True teshuvah is a three (3) step process of confession, remorse and self-discipline/impulse control. First, Joseph’s brothers acknowledge their wrongdoing. Second, Joseph hears that they are truly sorry and remorseful for their deeds. Third, when confronted with similar circumstances and the opportunity to commit the same offense, the brothers act selflessly to redeem Shimon (who Joseph held as surety) and to safeguard Benjamin.

What I find most interesting is that Joseph himself understood the inner torment and guilt that his brothers may have been feeling beforehand. So he created the opportunity for their repentance and forgiveness. By virtue of his test and his philosophy that the brothers’ actions were part of God’s plan, he gave them a tremendous gift. Not only did he forgive them, but he removed the shame. He showed them that what they did was wrong, but emphasized that had they not done it, God would have found some other way for the plan to unfold.

Our Sages tell us that this was actually the first example of one human being forgiving another in written history. I find that hard to believe, but who am I to argue with the Sages? The words “I forgive you” are not used, but the message could not be stated more clearly.

It is a new secular year and a tradition to make resolutions. Perhaps 2015 can be a year (if 5775 didn’t start out that way) when we can have faith that God is looking out for each of us, knowing that everything happens for a reason (whether we perceive it as good or ill) and that there is a plan. If we internalize that, we will be less likely to become angry or frustrated when things happen.
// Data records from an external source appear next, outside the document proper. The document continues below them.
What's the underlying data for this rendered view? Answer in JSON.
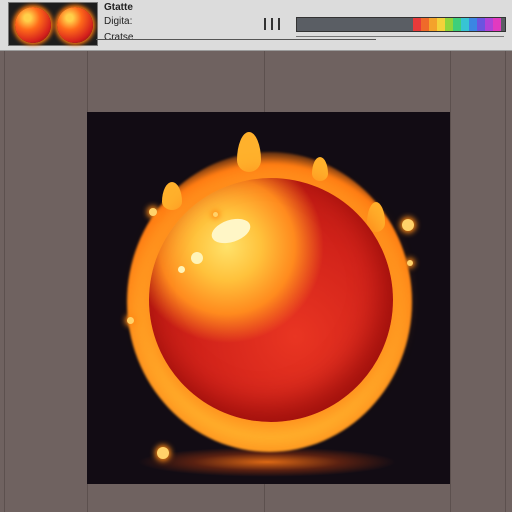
{
  "toolbar": {
    "title": "Gtatte",
    "subtitle_1": "Digita:",
    "subtitle_2": "Cratse",
    "thumbnail_icons": [
      "fire-orb-icon",
      "fire-orb-icon"
    ],
    "palette_colors": [
      "#e83a3a",
      "#ef6a2a",
      "#f4a32b",
      "#f3d23a",
      "#8fd53b",
      "#3ecf7a",
      "#37c4d4",
      "#3b86e3",
      "#6b54e0",
      "#b042d8",
      "#e23ac0"
    ]
  },
  "canvas": {
    "artwork_icon": "fire-orb-icon",
    "background_color": "#120c14"
  }
}
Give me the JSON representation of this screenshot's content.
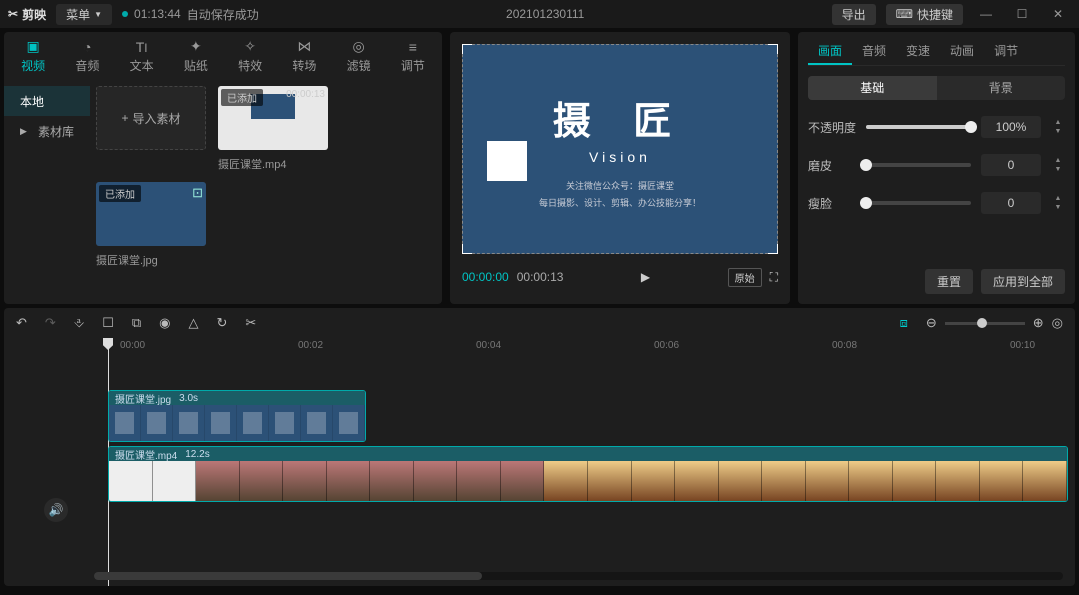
{
  "titlebar": {
    "app_name": "剪映",
    "menu": "菜单",
    "autosave_time": "01:13:44",
    "autosave_text": "自动保存成功",
    "project_name": "202101230111",
    "export": "导出",
    "shortcuts": "快捷键"
  },
  "media_tabs": [
    {
      "icon": "▸",
      "label": "视频",
      "active": true
    },
    {
      "icon": "◔",
      "label": "音频"
    },
    {
      "icon": "TI",
      "label": "文本"
    },
    {
      "icon": "✦",
      "label": "贴纸"
    },
    {
      "icon": "✧",
      "label": "特效"
    },
    {
      "icon": "⋈",
      "label": "转场"
    },
    {
      "icon": "◉",
      "label": "滤镜"
    },
    {
      "icon": "⚙",
      "label": "调节"
    }
  ],
  "media_side": [
    {
      "label": "本地",
      "active": true
    },
    {
      "label": "素材库",
      "arrow": true
    }
  ],
  "import_label": "导入素材",
  "media_items": [
    {
      "badge": "已添加",
      "duration": "00:00:13",
      "name": "摄匠课堂.mp4",
      "kind": "mp4"
    },
    {
      "badge": "已添加",
      "duration": "",
      "name": "摄匠课堂.jpg",
      "kind": "jpg"
    }
  ],
  "preview": {
    "logo": "摄 匠",
    "sub": "Vision",
    "line1": "关注微信公众号：摄匠课堂",
    "line2": "每日摄影、设计、剪辑、办公技能分享！",
    "time_current": "00:00:00",
    "time_total": "00:00:13",
    "ratio": "原始"
  },
  "prop_tabs": [
    {
      "label": "画面",
      "active": true
    },
    {
      "label": "音频"
    },
    {
      "label": "变速"
    },
    {
      "label": "动画"
    },
    {
      "label": "调节"
    }
  ],
  "seg": [
    {
      "label": "基础",
      "active": true
    },
    {
      "label": "背景"
    }
  ],
  "sliders": {
    "opacity": {
      "label": "不透明度",
      "value": "100%",
      "pct": 100
    },
    "skin": {
      "label": "磨皮",
      "value": "0",
      "pct": 0
    },
    "face": {
      "label": "瘦脸",
      "value": "0",
      "pct": 0
    }
  },
  "buttons": {
    "reset": "重置",
    "apply_all": "应用到全部"
  },
  "timeline": {
    "ticks": [
      "00:00",
      "00:02",
      "00:04",
      "00:06",
      "00:08",
      "00:10"
    ],
    "clip_a": {
      "name": "摄匠课堂.jpg",
      "dur": "3.0s"
    },
    "clip_b": {
      "name": "摄匠课堂.mp4",
      "dur": "12.2s"
    }
  }
}
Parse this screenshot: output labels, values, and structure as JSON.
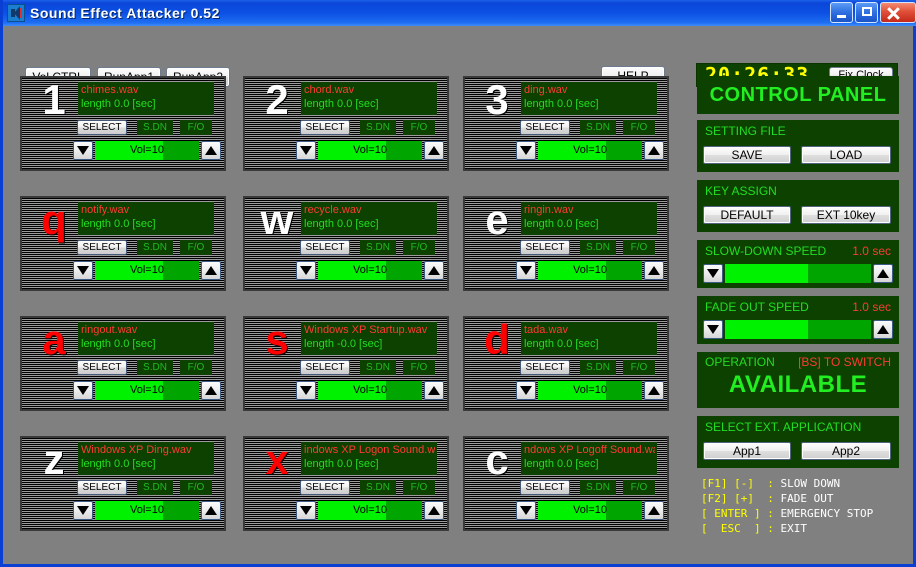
{
  "window": {
    "title": "Sound Effect Attacker 0.52",
    "icon": "speaker-icon",
    "buttons": {
      "minimize": "minimize-icon",
      "maximize": "maximize-icon",
      "close": "close-icon"
    },
    "colors": {
      "titlebar": "#0a46d8",
      "background": "#808080",
      "panel_bg": "#0c4100",
      "green_text": "#22dd22",
      "red_text": "#ff3b30",
      "yellow_text": "#ffff00",
      "bright_green": "#00f200"
    }
  },
  "toolbar": {
    "volctrl_label": "Vol.CTRL",
    "runapp1_label": "RunApp1",
    "runapp2_label": "RunApp2",
    "help_label": "HELP",
    "clock_time": "20:26:33",
    "fix_clock_label": "Fix Clock"
  },
  "cells": [
    {
      "key": "1",
      "key_color": "white",
      "file": "chimes.wav",
      "length": "length 0.0 [sec]",
      "select_label": "SELECT",
      "sdn_label": "S.DN",
      "fo_label": "F/O",
      "vol_label": "Vol=10",
      "vol_percent": 65
    },
    {
      "key": "2",
      "key_color": "white",
      "file": "chord.wav",
      "length": "length 0.0 [sec]",
      "select_label": "SELECT",
      "sdn_label": "S.DN",
      "fo_label": "F/O",
      "vol_label": "Vol=10",
      "vol_percent": 65
    },
    {
      "key": "3",
      "key_color": "white",
      "file": "ding.wav",
      "length": "length 0.0 [sec]",
      "select_label": "SELECT",
      "sdn_label": "S.DN",
      "fo_label": "F/O",
      "vol_label": "Vol=10",
      "vol_percent": 65
    },
    {
      "key": "q",
      "key_color": "red",
      "file": "notify.wav",
      "length": "length 0.0 [sec]",
      "select_label": "SELECT",
      "sdn_label": "S.DN",
      "fo_label": "F/O",
      "vol_label": "Vol=10",
      "vol_percent": 65
    },
    {
      "key": "w",
      "key_color": "white",
      "file": "recycle.wav",
      "length": "length 0.0 [sec]",
      "select_label": "SELECT",
      "sdn_label": "S.DN",
      "fo_label": "F/O",
      "vol_label": "Vol=10",
      "vol_percent": 65
    },
    {
      "key": "e",
      "key_color": "white",
      "file": "ringin.wav",
      "length": "length 0.0 [sec]",
      "select_label": "SELECT",
      "sdn_label": "S.DN",
      "fo_label": "F/O",
      "vol_label": "Vol=10",
      "vol_percent": 65
    },
    {
      "key": "a",
      "key_color": "red",
      "file": "ringout.wav",
      "length": "length 0.0 [sec]",
      "select_label": "SELECT",
      "sdn_label": "S.DN",
      "fo_label": "F/O",
      "vol_label": "Vol=10",
      "vol_percent": 65
    },
    {
      "key": "s",
      "key_color": "red",
      "file": "Windows XP Startup.wav",
      "length": "length -0.0 [sec]",
      "select_label": "SELECT",
      "sdn_label": "S.DN",
      "fo_label": "F/O",
      "vol_label": "Vol=10",
      "vol_percent": 65
    },
    {
      "key": "d",
      "key_color": "red",
      "file": "tada.wav",
      "length": "length 0.0 [sec]",
      "select_label": "SELECT",
      "sdn_label": "S.DN",
      "fo_label": "F/O",
      "vol_label": "Vol=10",
      "vol_percent": 65
    },
    {
      "key": "z",
      "key_color": "white",
      "file": "Windows XP Ding.wav",
      "length": "length 0.0 [sec]",
      "select_label": "SELECT",
      "sdn_label": "S.DN",
      "fo_label": "F/O",
      "vol_label": "Vol=10",
      "vol_percent": 65
    },
    {
      "key": "x",
      "key_color": "red",
      "file": "indows XP Logon Sound.wav",
      "length": "length 0.0 [sec]",
      "select_label": "SELECT",
      "sdn_label": "S.DN",
      "fo_label": "F/O",
      "vol_label": "Vol=10",
      "vol_percent": 65
    },
    {
      "key": "c",
      "key_color": "white",
      "file": "ndows XP Logoff Sound.wav",
      "length": "length 0.0 [sec]",
      "select_label": "SELECT",
      "sdn_label": "S.DN",
      "fo_label": "F/O",
      "vol_label": "Vol=10",
      "vol_percent": 65
    }
  ],
  "panel": {
    "title": "CONTROL PANEL",
    "setting_file": {
      "label": "SETTING FILE",
      "save_label": "SAVE",
      "load_label": "LOAD"
    },
    "key_assign": {
      "label": "KEY ASSIGN",
      "default_label": "DEFAULT",
      "ext10key_label": "EXT 10key"
    },
    "slow_down": {
      "label": "SLOW-DOWN SPEED",
      "value": "1.0 sec",
      "percent": 57
    },
    "fade_out": {
      "label": "FADE OUT SPEED",
      "value": "1.0 sec",
      "percent": 57
    },
    "operation": {
      "label": "OPERATION",
      "hint": "[BS] TO SWITCH",
      "status": "AVAILABLE"
    },
    "ext_application": {
      "label": "SELECT EXT. APPLICATION",
      "app1_label": "App1",
      "app2_label": "App2"
    },
    "legend": [
      {
        "key": "[F1] [-]  ",
        "sep": ": ",
        "action": "SLOW DOWN"
      },
      {
        "key": "[F2] [+]  ",
        "sep": ": ",
        "action": "FADE OUT"
      },
      {
        "key": "[ ENTER ] ",
        "sep": ": ",
        "action": "EMERGENCY STOP"
      },
      {
        "key": "[  ESC  ] ",
        "sep": ": ",
        "action": "EXIT"
      }
    ]
  }
}
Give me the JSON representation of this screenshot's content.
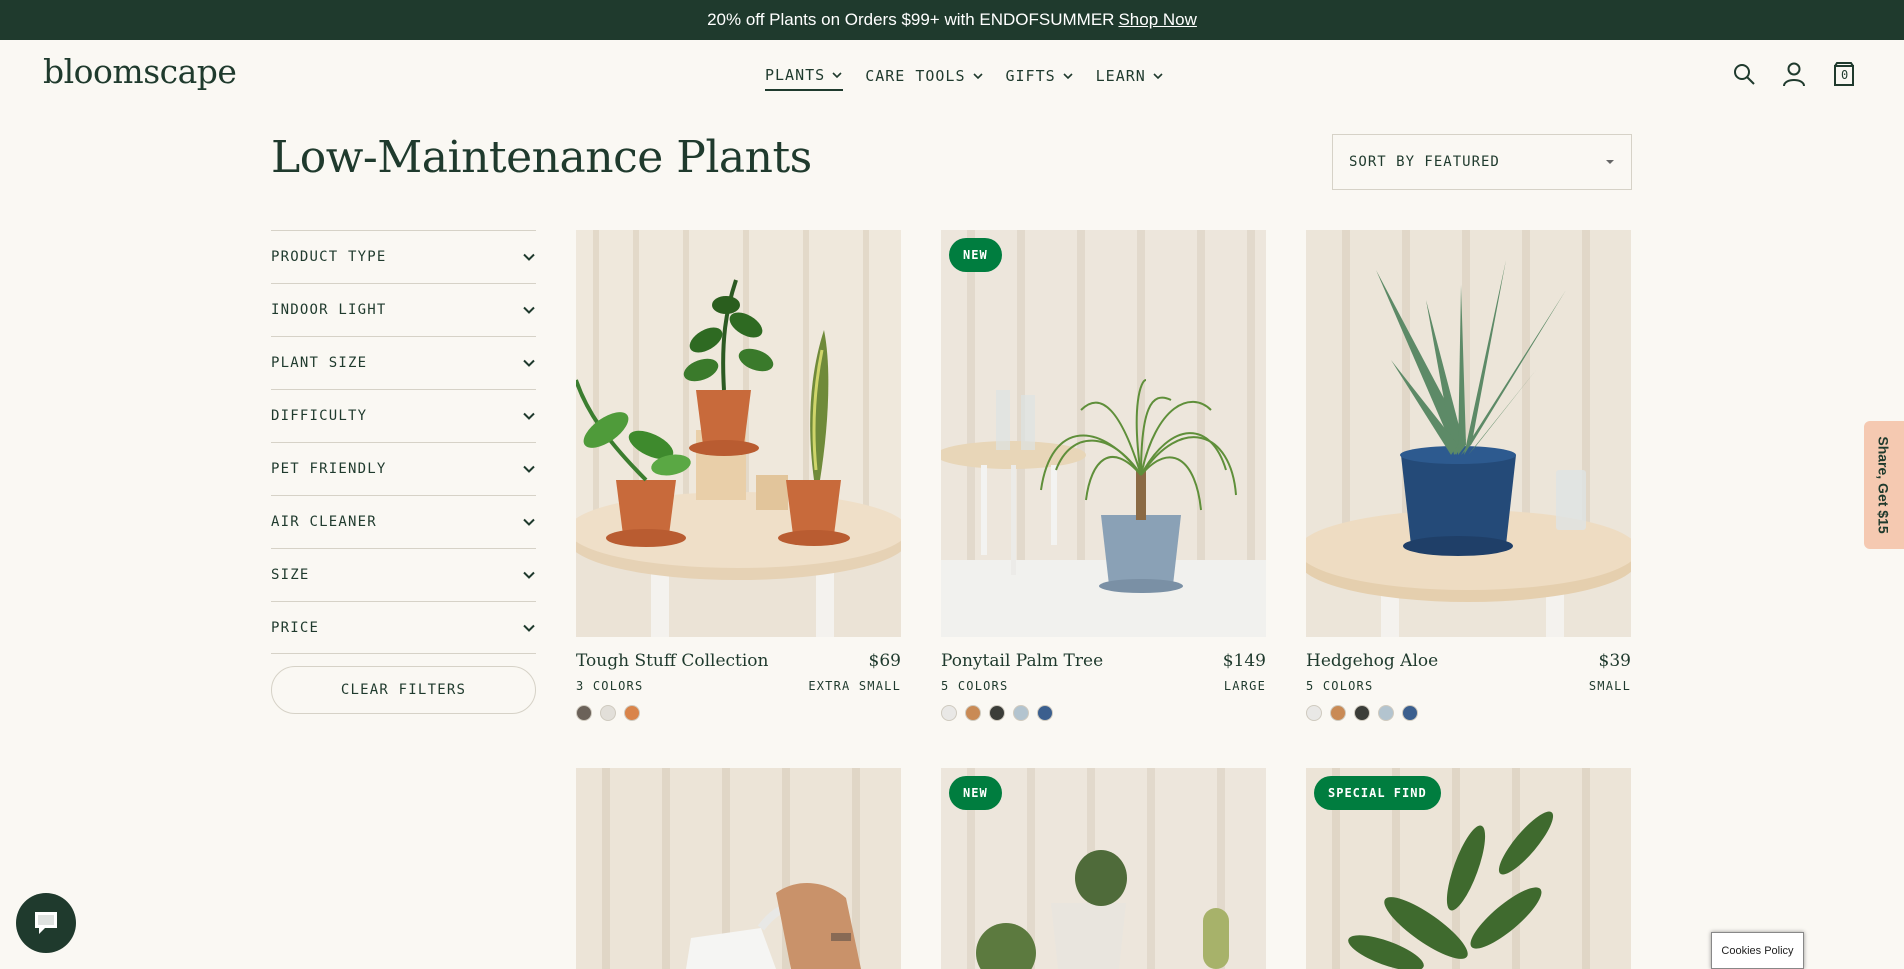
{
  "promo": {
    "text": "20% off Plants on Orders $99+ with ENDOFSUMMER",
    "link": "Shop Now"
  },
  "header": {
    "logo": "bloomscape",
    "nav": [
      {
        "label": "PLANTS"
      },
      {
        "label": "CARE TOOLS"
      },
      {
        "label": "GIFTS"
      },
      {
        "label": "LEARN"
      }
    ],
    "cart_count": "0"
  },
  "page": {
    "title": "Low-Maintenance Plants",
    "sort_label": "SORT BY FEATURED"
  },
  "filters": {
    "items": [
      {
        "label": "PRODUCT TYPE"
      },
      {
        "label": "INDOOR LIGHT"
      },
      {
        "label": "PLANT SIZE"
      },
      {
        "label": "DIFFICULTY"
      },
      {
        "label": "PET FRIENDLY"
      },
      {
        "label": "AIR CLEANER"
      },
      {
        "label": "SIZE"
      },
      {
        "label": "PRICE"
      }
    ],
    "clear_label": "CLEAR FILTERS"
  },
  "products": [
    {
      "name": "Tough Stuff Collection",
      "price": "$69",
      "colors": "3 COLORS",
      "size": "EXTRA SMALL",
      "badge": "",
      "swatches": [
        "#6b6259",
        "#e2dfd9",
        "#d9844a"
      ]
    },
    {
      "name": "Ponytail Palm Tree",
      "price": "$149",
      "colors": "5 COLORS",
      "size": "LARGE",
      "badge": "NEW",
      "swatches": [
        "#e9e8e6",
        "#c98a55",
        "#3b3d38",
        "#b3c4cf",
        "#3b5f8e"
      ]
    },
    {
      "name": "Hedgehog Aloe",
      "price": "$39",
      "colors": "5 COLORS",
      "size": "SMALL",
      "badge": "",
      "swatches": [
        "#e9e8e6",
        "#c98a55",
        "#3b3d38",
        "#b3c4cf",
        "#3b5f8e"
      ]
    },
    {
      "badge": ""
    },
    {
      "badge": "NEW"
    },
    {
      "badge": "SPECIAL FIND"
    }
  ],
  "floating": {
    "share": "Share, Get $15",
    "cookies": "Cookies Policy"
  },
  "colors": {
    "brand": "#1f3a2d",
    "badge": "#007d3f",
    "background": "#faf8f3",
    "share_tab": "#f5c9b1"
  }
}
It will also make it easier to forgive others. We can move on and past the ill. By forgiving others when the opportunities present themselves, we can help them move on as well. It is that combination of faith in God and God’s providence (hashgacha pratit) or at least the ability to “let be” or “let go” and the ability to forgive and not shame others that is Judaism at its core.

Shabbat Shalom,

Paul

P.S. Our hiatus from formal Shabbat Morning Torah Study at Adat Shalom continues for the next couple weeks. Our regular Shabbat Tefilot continue as beautifully as always. I hope to see you there.